Gagasan atau langkah
yang terakhir adalah adanya regenerasi pada Birokrasi dan sistem Pemerintahan. Organisasi
publik, walaupun memiliki karakter yang berbeda dengan organisasi privat, idealnya
mampu menjalankan perannya dengan cara kerja/proses bisnis yang efisien, cepat
dan gesit, apalagi instansi pemerintah yang berhadapan dengan pelayanan publik.

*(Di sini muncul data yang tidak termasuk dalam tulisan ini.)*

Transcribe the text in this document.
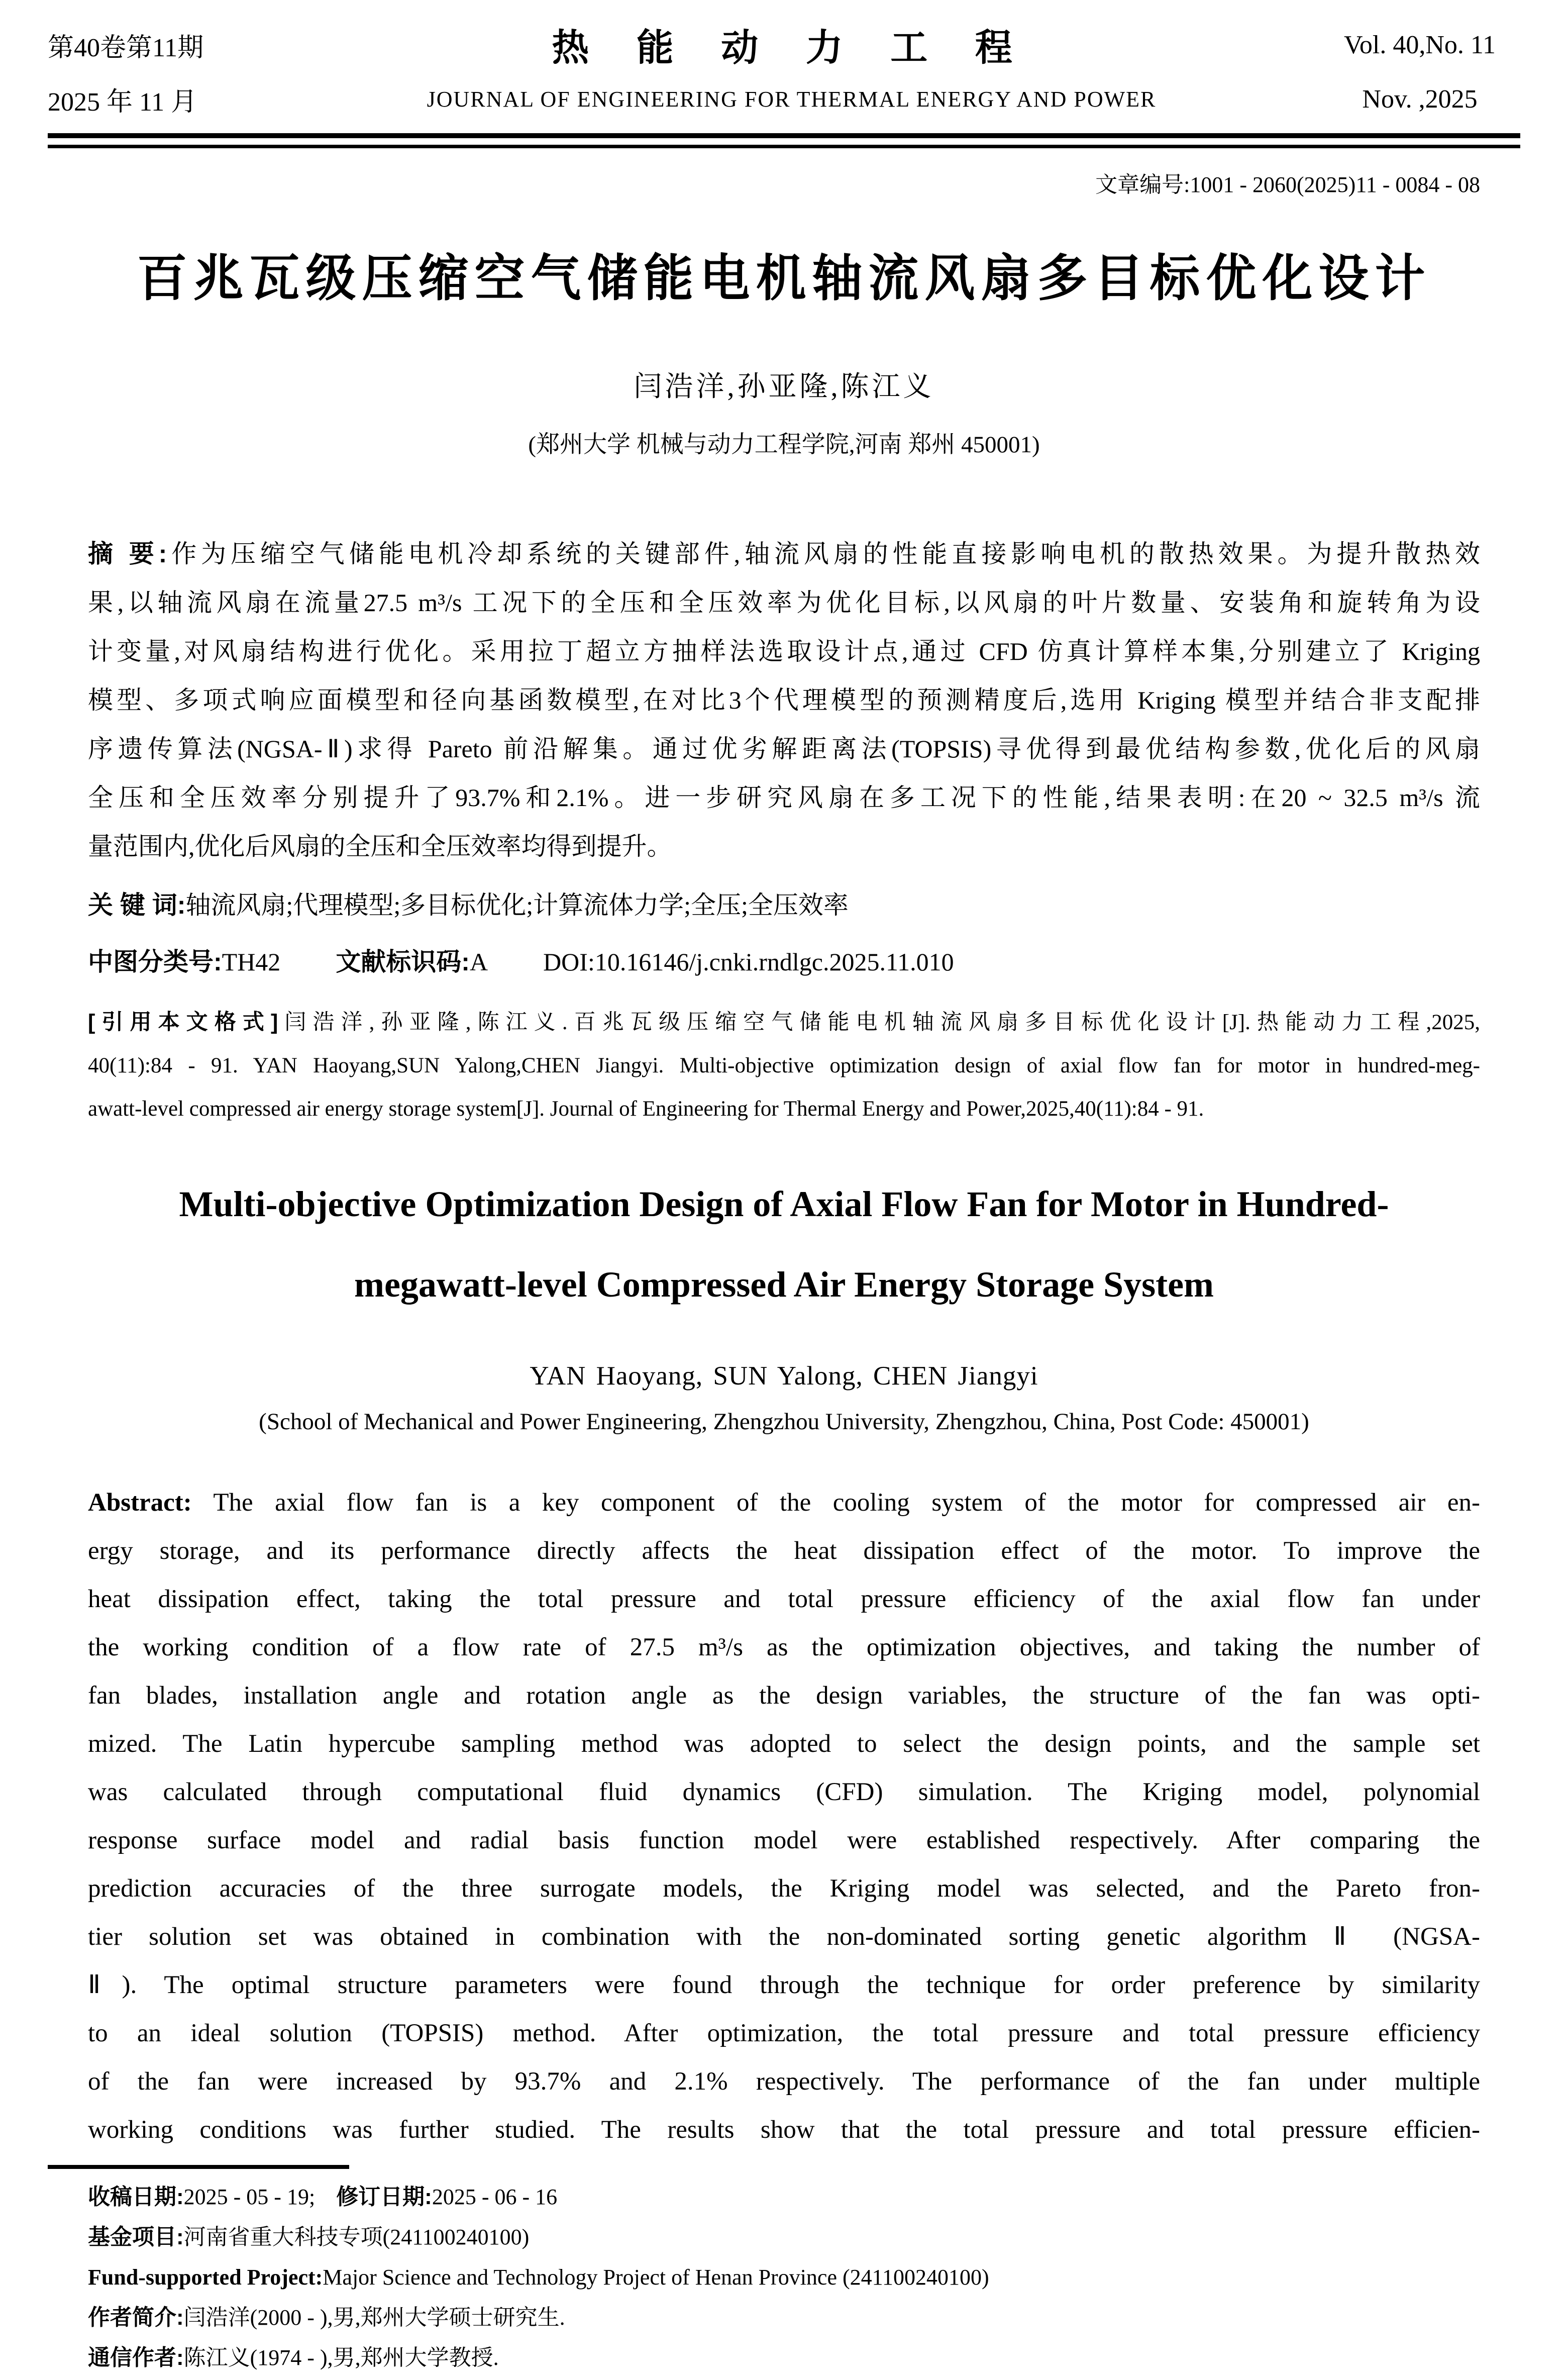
第40卷第11期	热 能 动 力 工 程	Vol. 40,No. 11
2025 年 11 月	JOURNAL OF ENGINEERING FOR THERMAL ENERGY AND POWER	Nov. ,2025
文章编号:1001 - 2060(2025)11 - 0084 - 08
百兆瓦级压缩空气储能电机轴流风扇多目标优化设计
闫浩洋,孙亚隆,陈江义
(郑州大学 机械与动力工程学院,河南 郑州 450001)
摘 要:作为压缩空气储能电机冷却系统的关键部件,轴流风扇的性能直接影响电机的散热效果。为提升散热效
果,以轴流风扇在流量27.5 m³/s 工况下的全压和全压效率为优化目标,以风扇的叶片数量、安装角和旋转角为设
计变量,对风扇结构进行优化。采用拉丁超立方抽样法选取设计点,通过 CFD 仿真计算样本集,分别建立了 Kriging
模型、多项式响应面模型和径向基函数模型,在对比3个代理模型的预测精度后,选用 Kriging 模型并结合非支配排
序遗传算法(NGSA-Ⅱ)求得 Pareto 前沿解集。通过优劣解距离法(TOPSIS)寻优得到最优结构参数,优化后的风扇
全压和全压效率分别提升了93.7%和2.1%。进一步研究风扇在多工况下的性能,结果表明:在20 ~ 32.5 m³/s 流
量范围内,优化后风扇的全压和全压效率均得到提升。
关 键 词:轴流风扇;代理模型;多目标优化;计算流体力学;全压;全压效率
中图分类号:TH42 文献标识码:A DOI:10.16146/j.cnki.rndlgc.2025.11.010
[引用本文格式]闫浩洋,孙亚隆,陈江义.百兆瓦级压缩空气储能电机轴流风扇多目标优化设计[J].热能动力工程,2025,
40(11):84 - 91. YAN Haoyang,SUN Yalong,CHEN Jiangyi. Multi-objective optimization design of axial flow fan for motor in hundred-meg-
awatt-level compressed air energy storage system[J]. Journal of Engineering for Thermal Energy and Power,2025,40(11):84 - 91.
Multi-objective Optimization Design of Axial Flow Fan for Motor in Hundred-
megawatt-level Compressed Air Energy Storage System
YAN Haoyang, SUN Yalong, CHEN Jiangyi
(School of Mechanical and Power Engineering, Zhengzhou University, Zhengzhou, China, Post Code: 450001)
Abstract: The axial flow fan is a key component of the cooling system of the motor for compressed air en-
ergy storage, and its performance directly affects the heat dissipation effect of the motor. To improve the
heat dissipation effect, taking the total pressure and total pressure efficiency of the axial flow fan under
the working condition of a flow rate of 27.5 m³/s as the optimization objectives, and taking the number of
fan blades, installation angle and rotation angle as the design variables, the structure of the fan was opti-
mized. The Latin hypercube sampling method was adopted to select the design points, and the sample set
was calculated through computational fluid dynamics (CFD) simulation. The Kriging model, polynomial
response surface model and radial basis function model were established respectively. After comparing the
prediction accuracies of the three surrogate models, the Kriging model was selected, and the Pareto fron-
tier solution set was obtained in combination with the non-dominated sorting genetic algorithm Ⅱ (NGSA-
Ⅱ). The optimal structure parameters were found through the technique for order preference by similarity
to an ideal solution (TOPSIS) method. After optimization, the total pressure and total pressure efficiency
of the fan were increased by 93.7% and 2.1% respectively. The performance of the fan under multiple
working conditions was further studied. The results show that the total pressure and total pressure efficien-
收稿日期:2025 - 05 - 19; 修订日期:2025 - 06 - 16
基金项目:河南省重大科技专项(241100240100)
Fund-supported Project:Major Science and Technology Project of Henan Province (241100240100)
作者简介:闫浩洋(2000 - ),男,郑州大学硕士研究生.
通信作者:陈江义(1974 - ),男,郑州大学教授.
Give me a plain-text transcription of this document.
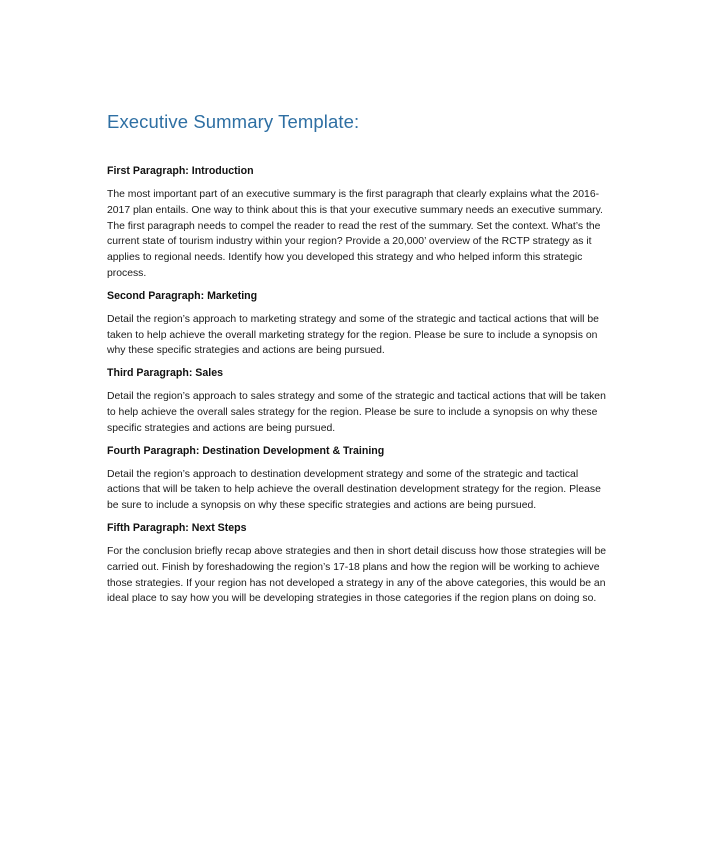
Executive Summary Template:
First Paragraph: Introduction

The most important part of an executive summary is the first paragraph that clearly explains what the 2016-2017 plan entails. One way to think about this is that your executive summary needs an executive summary. The first paragraph needs to compel the reader to read the rest of the summary. Set the context. What’s the current state of tourism industry within your region? Provide a 20,000’ overview of the RCTP strategy as it applies to regional needs. Identify how you developed this strategy and who helped inform this strategic process.

Second Paragraph: Marketing

Detail the region’s approach to marketing strategy and some of the strategic and tactical actions that will be taken to help achieve the overall marketing strategy for the region. Please be sure to include a synopsis on why these specific strategies and actions are being pursued.

Third Paragraph: Sales

Detail the region’s approach to sales strategy and some of the strategic and tactical actions that will be taken to help achieve the overall sales strategy for the region. Please be sure to include a synopsis on why these specific strategies and actions are being pursued.

Fourth Paragraph: Destination Development & Training

Detail the region’s approach to destination development strategy and some of the strategic and tactical actions that will be taken to help achieve the overall destination development strategy for the region. Please be sure to include a synopsis on why these specific strategies and actions are being pursued.

Fifth Paragraph: Next Steps

For the conclusion briefly recap above strategies and then in short detail discuss how those strategies will be carried out. Finish by foreshadowing the region’s 17-18 plans and how the region will be working to achieve those strategies. If your region has not developed a strategy in any of the above categories, this would be an ideal place to say how you will be developing strategies in those categories if the region plans on doing so.
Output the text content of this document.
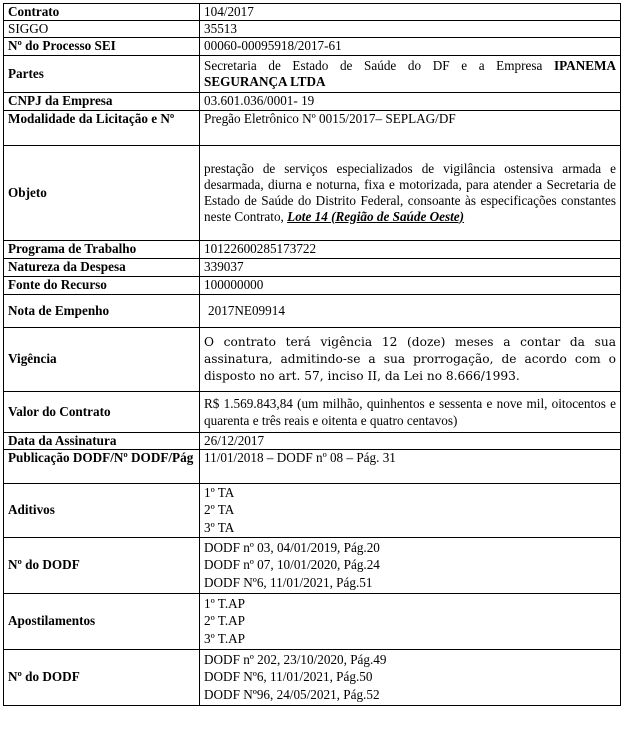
Contrato	104/2017
SIGGO	35513
Nº do Processo SEI	00060-00095918/2017-61
Partes	Secretaria de Estado de Saúde do DF e a Empresa IPANEMA SEGURANÇA LTDA
CNPJ da Empresa	03.601.036/0001- 19
Modalidade da Licitação e Nº	Pregão Eletrônico Nº 0015/2017– SEPLAG/DF
Objeto	prestação de serviços especializados de vigilância ostensiva armada e desarmada, diurna e noturna, fixa e motorizada, para atender a Secretaria de Estado de Saúde do Distrito Federal, consoante às especificações constantes neste Contrato, Lote 14 (Região de Saúde Oeste)
Programa de Trabalho	10122600285173722
Natureza da Despesa	339037
Fonte do Recurso	100000000
Nota de Empenho	2017NE09914
Vigência	O contrato terá vigência 12 (doze) meses a contar da sua assinatura, admitindo-se a sua prorrogação, de acordo com o disposto no art. 57, inciso II, da Lei no 8.666/1993.
Valor do Contrato	R$ 1.569.843,84 (um milhão, quinhentos e sessenta e nove mil, oitocentos e quarenta e três reais e oitenta e quatro centavos)
Data da Assinatura	26/12/2017
Publicação DODF/Nº DODF/Pág	11/01/2018 – DODF nº 08 – Pág. 31
Aditivos	1º TA
2º TA
3º TA

Nº do DODF	DODF nº 03, 04/01/2019, Pág.20
DODF nº 07, 10/01/2020, Pág.24
DODF Nº6, 11/01/2021, Pág.51

Apostilamentos	1º T.AP
2º T.AP
3º T.AP

Nº do DODF	DODF nº 202, 23/10/2020, Pág.49
DODF Nº6, 11/01/2021, Pág.50
DODF Nº96, 24/05/2021, Pág.52
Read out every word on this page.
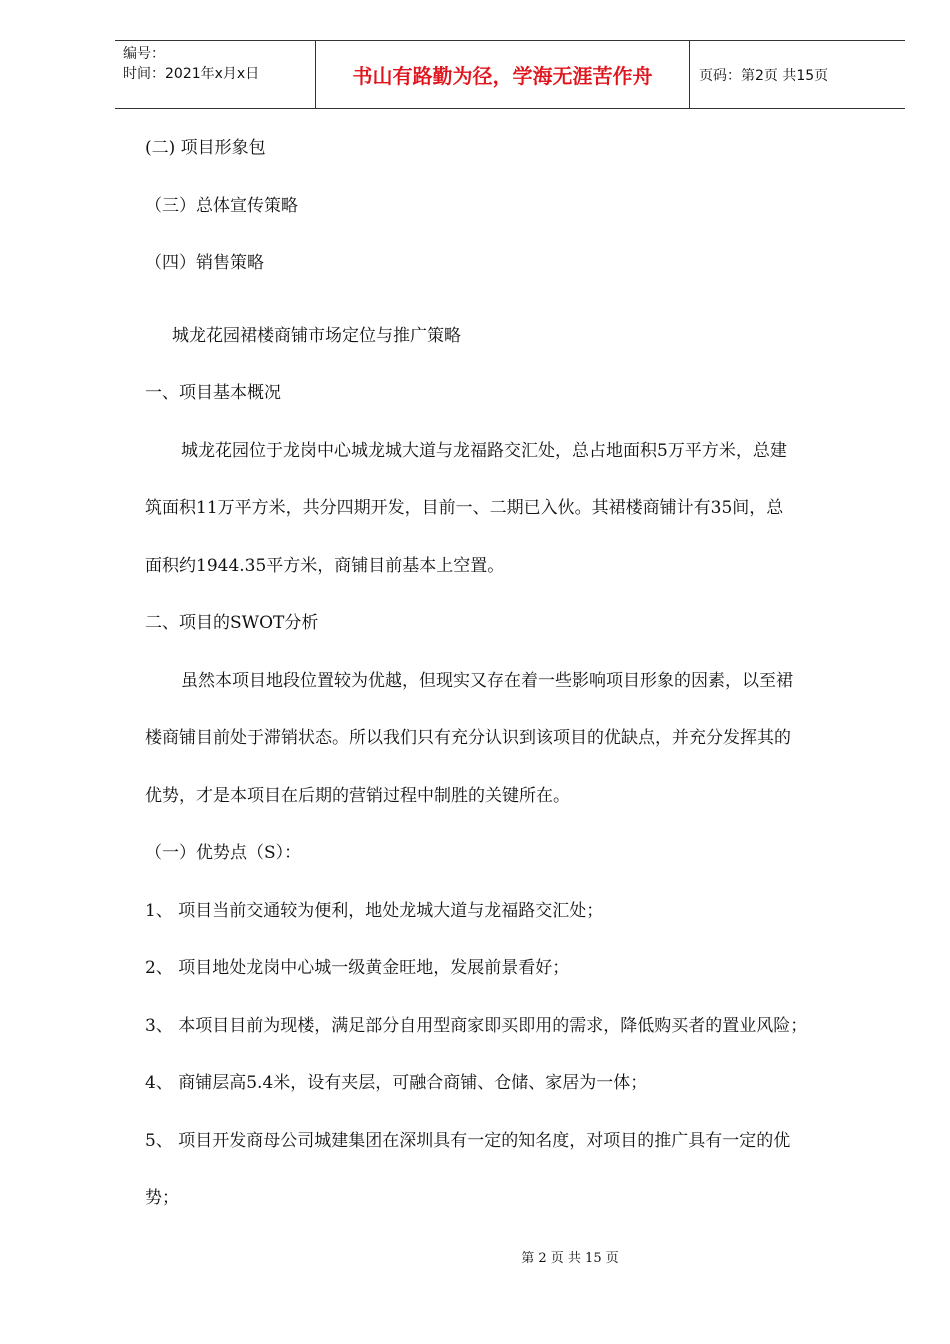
编号：
时间：2021年x月x日	书山有路勤为径，学海无涯苦作舟	页码：第2页 共15页
(二) 项目形象包
（三）总体宣传策略
（四）销售策略
城龙花园裙楼商铺市场定位与推广策略
一、项目基本概况
城龙花园位于龙岗中心城龙城大道与龙福路交汇处，总占地面积5万平方米，总建
筑面积11万平方米，共分四期开发，目前一、二期已入伙。其裙楼商铺计有35间，总
面积约1944.35平方米，商铺目前基本上空置。
二、项目的SWOT分析
虽然本项目地段位置较为优越，但现实又存在着一些影响项目形象的因素，以至裙
楼商铺目前处于滞销状态。所以我们只有充分认识到该项目的优缺点，并充分发挥其的
优势，才是本项目在后期的营销过程中制胜的关键所在。
（一）优势点（S）：
1、 项目当前交通较为便利，地处龙城大道与龙福路交汇处；
2、 项目地处龙岗中心城一级黄金旺地，发展前景看好；
3、 本项目目前为现楼，满足部分自用型商家即买即用的需求，降低购买者的置业风险；
4、 商铺层高5.4米，设有夹层，可融合商铺、仓储、家居为一体；
5、 项目开发商母公司城建集团在深圳具有一定的知名度，对项目的推广具有一定的优
势；
第 2 页 共 15 页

Oleh karena itu memberikan ruang dan kesempatan
yang lebih luas kepada kelompok usia produktif yang saat ini populer disebut
generasi millenial (kelompok kelahiran tahun 1981 s.d 1995) merupakan sebuah
opsi yang tepat untuk melakukan perubahan dan membuat suatu tatanan baru pada Birokrasi
serta membentuk sistem Pemerintahan yang dinamis dan cepat berubah mengikuti laju
zaman. Generasi millenial akan memainkan
peran penting ke depan terutama dalam perekonomian Indonesia sehingga mampu
meningkatkan kinerja pembangunan termasuk sumbangsih millenial terhadap
pembangunan di Birokrasi pemerintah. Setidaknya terdapat 3 (tiga) karakter yang
dimiliki oleh generasi millenial yaitu connected, confident dan
creative yang selanjutnya dapat dijabarkan terkait keunggulan yang dimiliki
oleh generasi ini yaitu ingin serba cepat, mudah beradaptasi pada pekerjaan,
kreatif, dinamis, melek teknologi dan dekat dengan media sosial. Namun tidak dapat disangkal bahwa saat ini masih ada keraguan
dan penilaian atau anggapan bahwa sosok generasi millenial ini merupakan sosok
yang belum matang dan belum cukup pantas menggantikan posisi generasi-generasi
di atasnya. Karena itu, diperlukan keyakinan dan pemahaman yang terbuka serta
sudut pandang yang lebih luas untuk menentukan serta menilai generasi baru ini sebagai
penerus dari generasi senior yang saat ini memegang mayoritas kendali pada
sistem Birokrasi dan pemerintahan.
Era disrupsi yang saat
ini sudah bergerak cepat dan menyusup ke berbagai sektor dalam kehidupan
manusia, tidak terkecuali pada sistem Birokrasi dan menuntut adanya perubahan
besar pada Birokrasi dan sistem pemerintahan. Perubahan dapat mulai dilakukan dimulai
dengan proses penyederhanaan regulasi yang berubah menjadi suatu Birokrasi yang
luwes, perubahan pola kerja menjadi serba digital atau online dalam rangka pelayanan publik yang lebih cepat dan efisien,
peningkatan skill dan kompetensi para
birokrat serta memberikan kesempatan kepada generasi muda untuk melanjutkan dan
mengubah sistem menjadi lebih dinamis merupakan langkah-langkah yang dapat
dilakukan oleh pemerintah untuk menghadapi era disrupsi yang tengah terjadi. Dengan
adanya perubahan dan penyesuaian dimaksud diharapkan dapat memperkuat
implementasi reformasi Birokrasi, meningkatkan kualitas para birokrat menjadi
SDM yang handal dan profesional serta menciptakan pelayanan publik yang
memenuhi harapan masyarakat.
Penulis:
Firman Yogantara.
Kanwil DJKN Kalimantan Barat.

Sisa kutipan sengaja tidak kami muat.